Price discrimination is the final area in which I have completed research (see RAND Journal of Economics 2007). In this work I estimate consumers’ utility from a variety of coffee products at specialty shops such as Starbucks, and I use these estimates together with cost data to calculate the efficiency properties of market allocations under the shops’ nonlinear pricing schedules. The allocations of products to consumers, a central aspect of nonlinear pricing theory, had not yet been tested empirically because of data limitations. The theory predicts that the highest-demand consumers will receive products that are “just right” in size or quality (despite a high price), while lower-demand consumers opt to purchase products that are too small or too low-quality relative to what they would receive in a competitive market. My results indicate that the allocations fit the theory closely, even in a relatively low-stakes beverage market.

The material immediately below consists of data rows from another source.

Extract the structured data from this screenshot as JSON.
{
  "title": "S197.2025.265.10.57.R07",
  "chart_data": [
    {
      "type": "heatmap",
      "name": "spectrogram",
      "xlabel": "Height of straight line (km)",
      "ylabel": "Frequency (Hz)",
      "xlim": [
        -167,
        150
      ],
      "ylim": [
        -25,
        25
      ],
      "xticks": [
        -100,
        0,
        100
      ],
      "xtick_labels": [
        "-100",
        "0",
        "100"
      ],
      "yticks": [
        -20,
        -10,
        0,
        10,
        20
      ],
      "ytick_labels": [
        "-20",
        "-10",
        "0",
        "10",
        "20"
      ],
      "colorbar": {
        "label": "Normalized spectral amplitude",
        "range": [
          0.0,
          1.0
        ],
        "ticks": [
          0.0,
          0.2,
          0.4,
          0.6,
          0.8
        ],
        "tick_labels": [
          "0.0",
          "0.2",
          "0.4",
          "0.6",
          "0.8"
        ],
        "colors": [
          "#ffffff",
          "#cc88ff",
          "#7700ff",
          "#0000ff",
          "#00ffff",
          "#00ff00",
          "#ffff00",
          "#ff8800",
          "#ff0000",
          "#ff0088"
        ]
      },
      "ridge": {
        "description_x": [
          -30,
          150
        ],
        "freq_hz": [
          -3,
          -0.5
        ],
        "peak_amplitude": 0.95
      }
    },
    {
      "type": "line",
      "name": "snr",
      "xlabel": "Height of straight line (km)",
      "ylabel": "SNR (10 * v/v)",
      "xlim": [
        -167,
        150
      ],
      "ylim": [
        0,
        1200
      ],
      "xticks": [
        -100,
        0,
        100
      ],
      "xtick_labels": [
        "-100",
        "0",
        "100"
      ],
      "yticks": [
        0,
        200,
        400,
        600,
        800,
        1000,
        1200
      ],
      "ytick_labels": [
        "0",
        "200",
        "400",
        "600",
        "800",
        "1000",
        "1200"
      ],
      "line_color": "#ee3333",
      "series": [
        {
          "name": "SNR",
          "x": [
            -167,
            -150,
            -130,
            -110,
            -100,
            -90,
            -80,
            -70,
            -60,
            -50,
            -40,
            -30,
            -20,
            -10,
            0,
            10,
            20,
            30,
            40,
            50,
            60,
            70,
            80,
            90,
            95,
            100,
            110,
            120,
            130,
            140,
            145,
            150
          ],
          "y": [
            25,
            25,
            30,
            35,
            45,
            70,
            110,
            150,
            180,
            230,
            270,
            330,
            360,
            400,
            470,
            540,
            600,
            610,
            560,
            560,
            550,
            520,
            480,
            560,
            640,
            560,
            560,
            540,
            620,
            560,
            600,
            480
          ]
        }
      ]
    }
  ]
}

In addition to continuing work in the areas above, I have started projects in new subject areas. For example, together with my co-authors on eBay-related projects, I am extending my relationship with eBay to study its seller quality certification system. This project extends my past work on the interaction between charity and signaling to incorporate broader topics on information in markets. To encourage use of its marketplace, eBay rewards high-quality sellers with public certificates of their status. My co-authors and I are focusing on how the impact of quality certification varies across markets with different levels of quality risk for consumers, and also how concentrated possession of certifications affects overall market structure, prices, and welfare. Our preliminary results indicate that eBay consumers significantly prefer purchasing from certified sellers, and it is especially valuable for a seller to be certified when there are few other certified sellers offering similar products.